While the empirical results shown above are surprising that most MAD frameworks cannot even perform better than CoT, we want to clarify that our observation is not contradictory with previous outcomes in MAD research. Specifically, SoM, AgentVerse, and ChatEval were not compared against CoT on these widely used benchmarks. MP was evaluated against CoT only on a handcrafted dataset named Counter-Intuitive Arithmetic Reasoning (CIAR). EoT was compared to CoT on GSM8k only, in which EoT was shown to be slightly better than CoT. We observe the same result in our evaluation. Therefore, our empirical results are consistent with former observations.

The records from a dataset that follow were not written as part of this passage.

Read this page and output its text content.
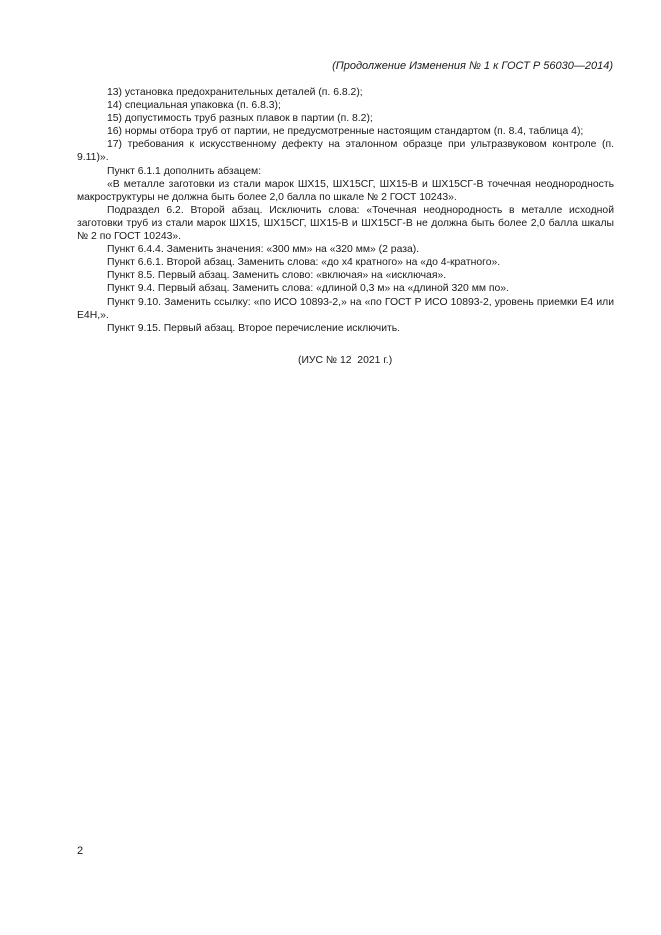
(Продолжение Изменения № 1 к ГОСТ Р 56030—2014)

13) установка предохранительных деталей (п. 6.8.2);

14) специальная упаковка (п. 6.8.3);

15) допустимость труб разных плавок в партии (п. 8.2);

16) нормы отбора труб от партии, не предусмотренные настоящим стандартом (п. 8.4, таблица 4);

17) требования к искусственному дефекту на эталонном образце при ультразвуковом контроле (п. 9.11)».

Пункт 6.1.1 дополнить абзацем:

«В металле заготовки из стали марок ШХ15, ШХ15СГ, ШХ15-В и ШХ15СГ-В точечная неоднородность макроструктуры не должна быть более 2,0 балла по шкале № 2 ГОСТ 10243».

Подраздел 6.2. Второй абзац. Исключить слова: «Точечная неоднородность в металле исходной заготовки труб из стали марок ШХ15, ШХ15СГ, ШХ15-В и ШХ15СГ-В не должна быть более 2,0 балла шкалы № 2 по ГОСТ 10243».

Пункт 6.4.4. Заменить значения: «300 мм» на «320 мм» (2 раза).

Пункт 6.6.1. Второй абзац. Заменить слова: «до х4 кратного» на «до 4-кратного».

Пункт 8.5. Первый абзац. Заменить слово: «включая» на «исключая».

Пункт 9.4. Первый абзац. Заменить слова: «длиной 0,3 м» на «длиной 320 мм по».

Пункт 9.10. Заменить ссылку: «по ИСО 10893-2,» на «по ГОСТ Р ИСО 10893-2, уровень приемки Е4 или Е4Н,».

Пункт 9.15. Первый абзац. Второе перечисление исключить.

(ИУС № 12  2021 г.)
2
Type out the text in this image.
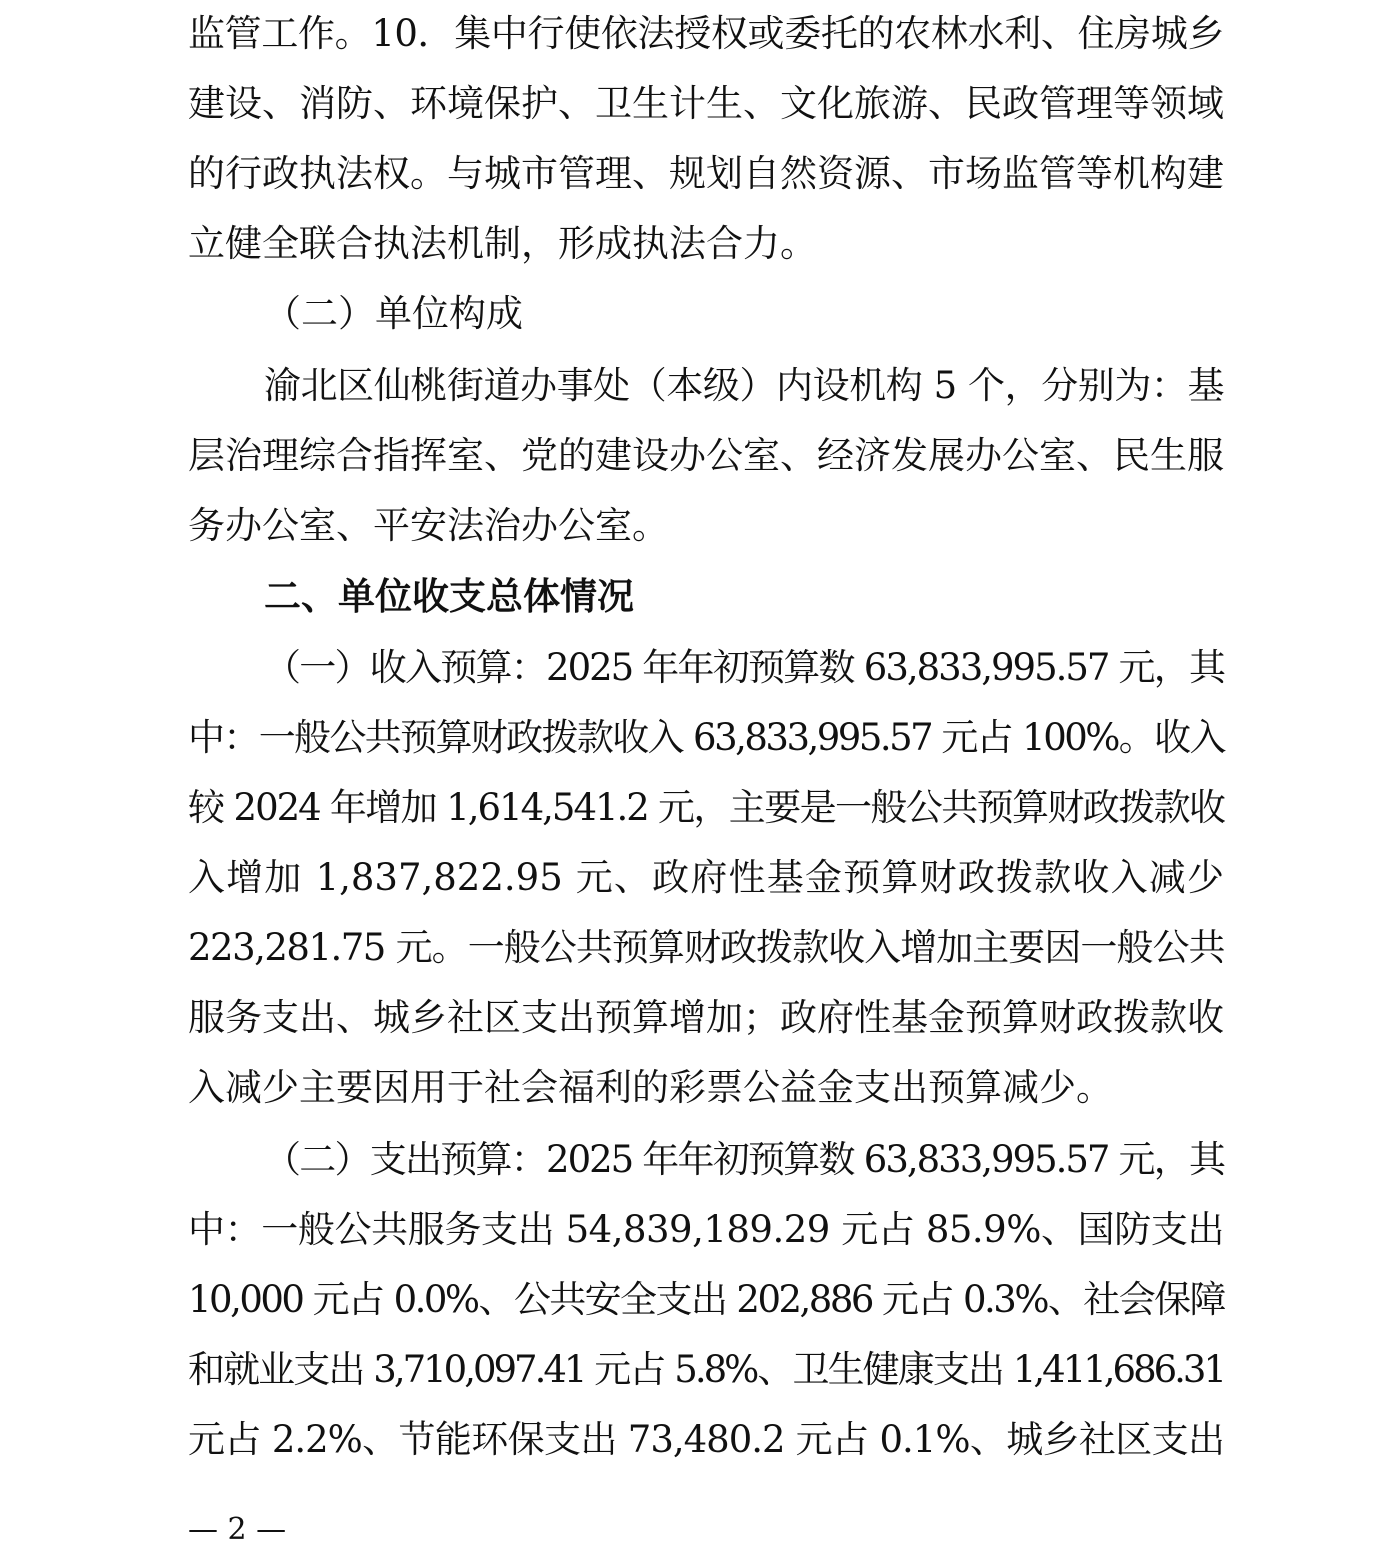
监管工作。10．集中行使依法授权或委托的农林水利、住房城乡
建设、消防、环境保护、卫生计生、文化旅游、民政管理等领域
的行政执法权。与城市管理、规划自然资源、市场监管等机构建
立健全联合执法机制，形成执法合力。
（二）单位构成
渝北区仙桃街道办事处（本级）内设机构 5 个，分别为：基
层治理综合指挥室、党的建设办公室、经济发展办公室、民生服
务办公室、平安法治办公室。
二、单位收支总体情况
（一）收入预算：2025 年年初预算数 63,833,995.57 元，其
中：一般公共预算财政拨款收入 63,833,995.57 元占 100%。收入
较 2024 年增加 1,614,541.2 元，主要是一般公共预算财政拨款收
入增加 1,837,822.95 元、政府性基金预算财政拨款收入减少
223,281.75 元。一般公共预算财政拨款收入增加主要因一般公共
服务支出、城乡社区支出预算增加；政府性基金预算财政拨款收
入减少主要因用于社会福利的彩票公益金支出预算减少。
（二）支出预算：2025 年年初预算数 63,833,995.57 元，其
中：一般公共服务支出 54,839,189.29 元占 85.9%、国防支出
10,000 元占 0.0%、公共安全支出 202,886 元占 0.3%、社会保障
和就业支出 3,710,097.41 元占 5.8%、卫生健康支出 1,411,686.31
元占 2.2%、节能环保支出 73,480.2 元占 0.1%、城乡社区支出
— 2 —
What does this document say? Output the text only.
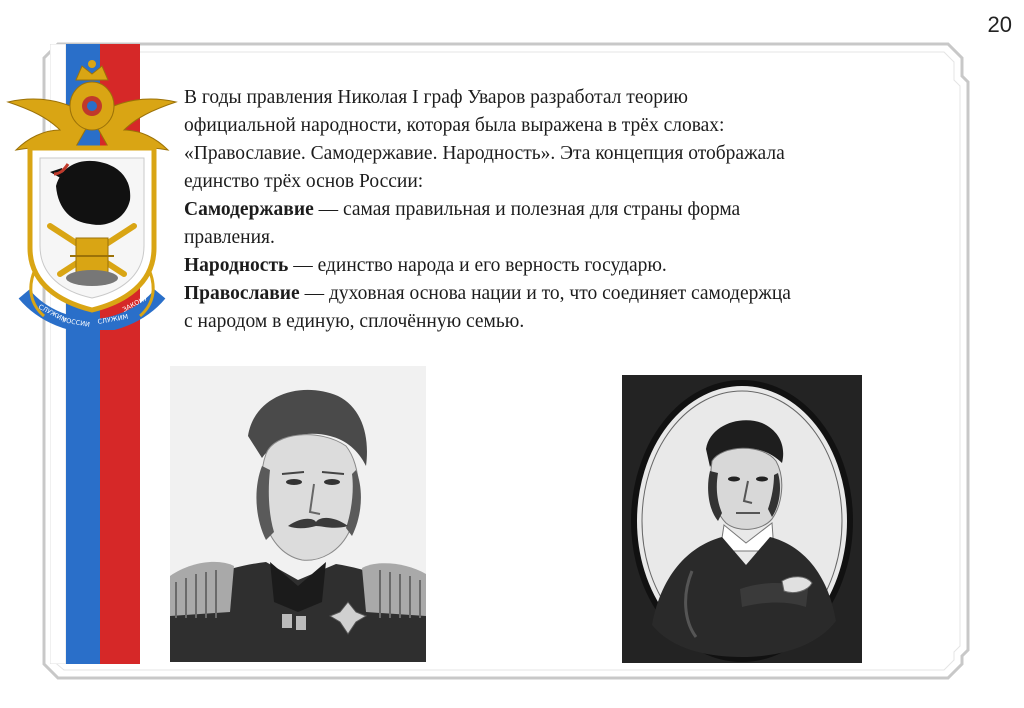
СЛУЖИМ
РОССИИ СЛУЖИМ
ЗАКОНУ
20

В годы правления Николая I граф Уваров разработал теорию официальной народности, которая была выражена в трёх словах: «Православие. Самодержавие. Народность». Эта концепция отображала единство трёх основ России:

Самодержавие — самая правильная и полезная для страны форма правления.

Народность — единство народа и его верность государю.

Православие — духовная основа нации и то, что соединяет самодержца с народом в единую, сплочённую семью.
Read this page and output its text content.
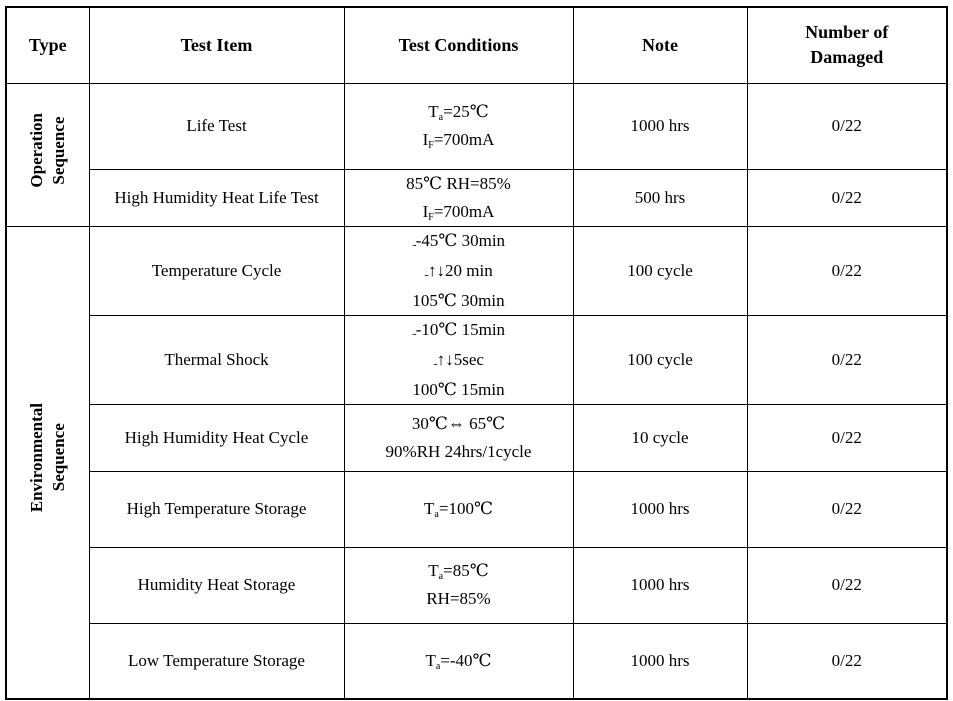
Type	Test Item	Test Conditions	Note	Number of
Damaged

Operation Sequence	Life Test	$T_a=25℃$
$I_F=700mA$	1000 hrs	0/22
	High Humidity Heat Life Test	85℃ RH=85%
$I_F=700mA$	500 hrs	0/22

Environmental Sequence	Temperature Cycle	...-45℃ 30min
...↑↓20 min
105℃ 30min	100 cycle	0/22
	Thermal Shock	...-10℃ 15min
...↑↓5sec
100℃ 15min	100 cycle	0/22
	High Humidity Heat Cycle	30℃⇔ 65℃
90%RH 24hrs/1cycle	10 cycle	0/22
	High Temperature Storage	$T_a=100℃$	1000 hrs	0/22
	Humidity Heat Storage	$T_a=85℃$
RH=85%	1000 hrs	0/22
	Low Temperature Storage	$T_a=-40℃$	1000 hrs	0/22
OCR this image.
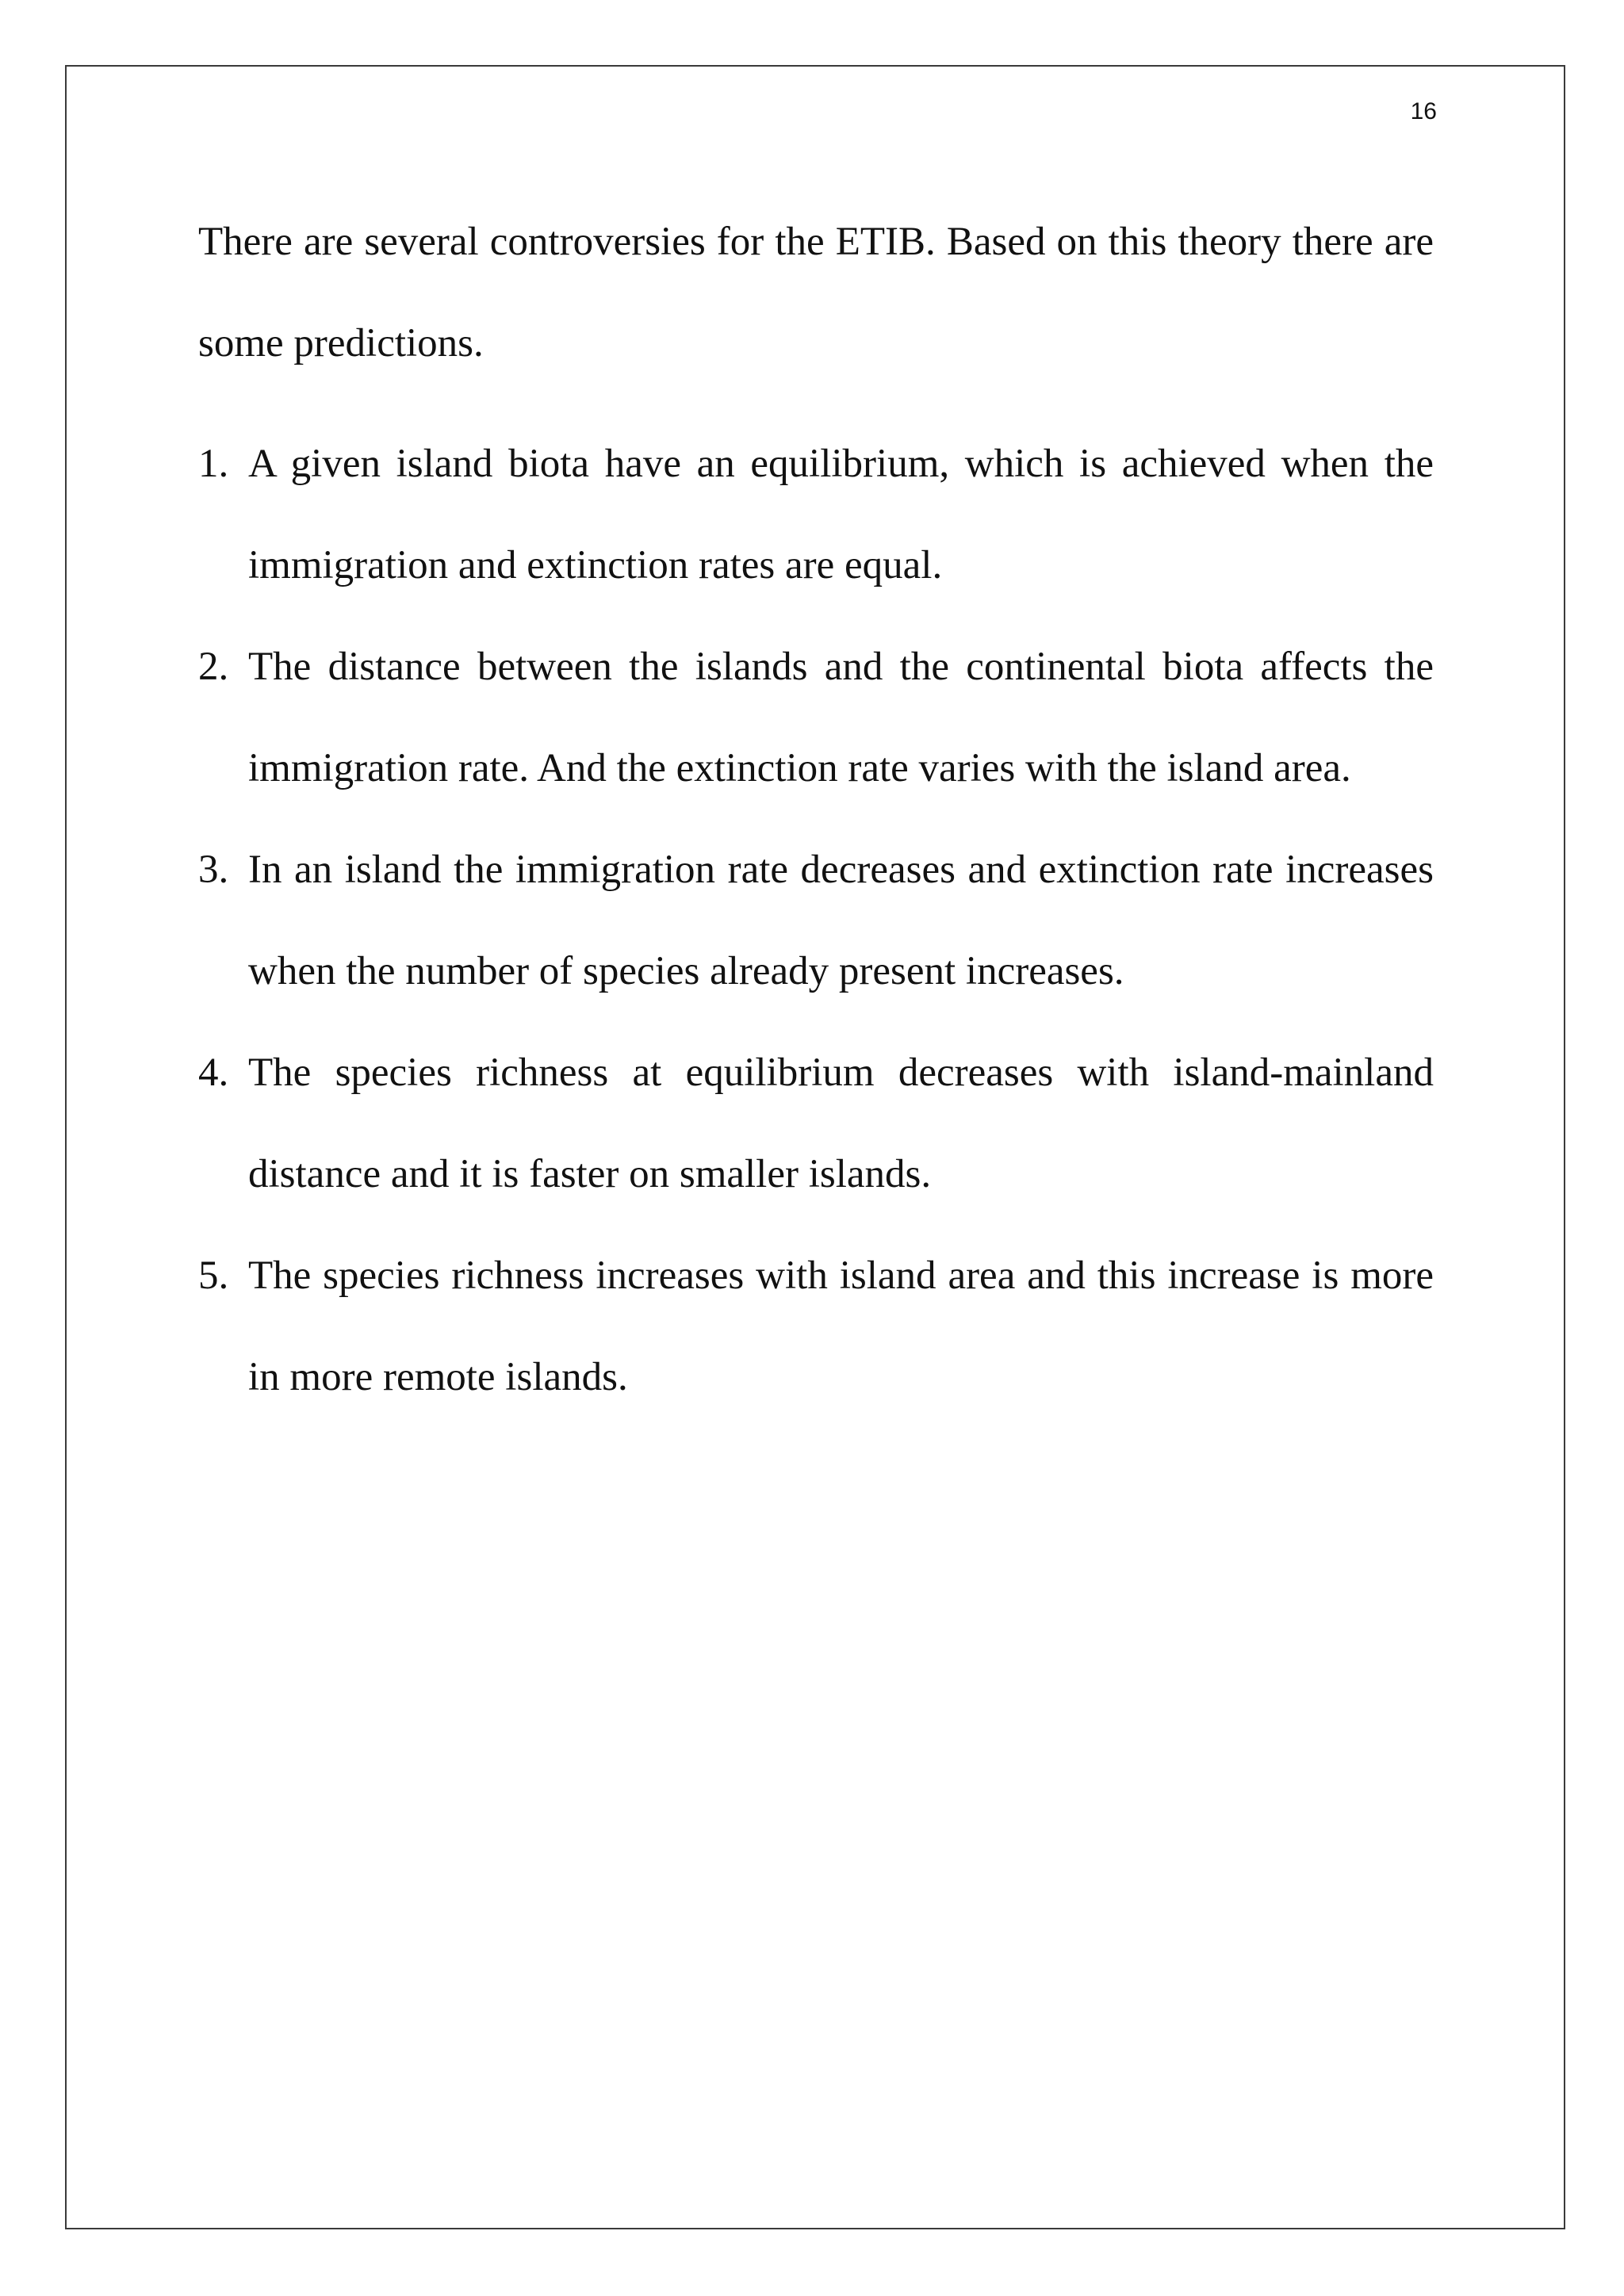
16

There are several controversies for the ETIB. Based on this theory there are some predictions.

1. A given island biota have an equilibrium, which is achieved when the immigration and extinction rates are equal.
2. The distance between the islands and the continental biota affects the immigration rate. And the extinction rate varies with the island area.
3. In an island the immigration rate decreases and extinction rate increases when the number of species already present increases.
4. The species richness at equilibrium decreases with island-mainland distance and it is faster on smaller islands.
5. The species richness increases with island area and this increase is more in more remote islands.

Although the previous part of this blog post mostly reflected a negative outcome of current MAD methods, we want to emphasize that this is by no means indicating that MAD is not worth further exploration. Instead, we would argue that the development of MAD methods is still in its early stages, with limited exploration of the deep-level mechanisms behind MAD frameworks. We list several possible future directions in the development of MAD frameworks.
First, most test cases in existing benchmarks only require a single knowledge point to be solved, which naturally makes MAD unnecessary. Under this circumstance, MAD degrades to an inefficient resampling method aggregating responses from agents via natural language communication. Such benchmarks cannot accurately reflect the complex reasoning capability of MAD. Besides, recently proposed MAD frameworks may be optimized to be effective on these benchmarks, which strictly limit the development of MAD methods.
What’s more, current MAD methods are not fine-grained enough. Agents debate based on their full responses to the given query. Consequently, agents overly assign weight to the final answer instead of the reasoning steps. When an agent receives different answers from another agent, it will establish its debating response mostly based on the fact that the other agent answers differently, instead of analyzing the gap between their reasoning and why they obtain different answers.
We also observe that directly adopting a pre-trained LLM for debating may be sub-optimal. As discussed above, LLM inherently has certain preferences for candidate answers, which may prohibit debaters from accurately selecting the answer fully based on its correctness. In other words, it may not be appropriate to directly deploy pre-trained LLMs in the MAD framework. In context learning or supervised fine-tuning could help pre-trained learn how to debate effectively.
In this blog, we review existing MAD frameworks, with a specific focus on the comparison between MAD frameworks and single-agent inference methods. With comprehensive evaluation, we conclude that current MAD frameworks do not consistently outperform baseline methods including Chain-of-Thought and Self-Consistency. Our ablation study showed that MAD cannot scale well with increased inference budget. However, we believe MAD frameworks still have the potential to take effect, given that combining multiple foundations models showed promising performance improvement. We also note that current MAD designs may have some drawbacks limiting the performance, which we list as future directions in our discussion.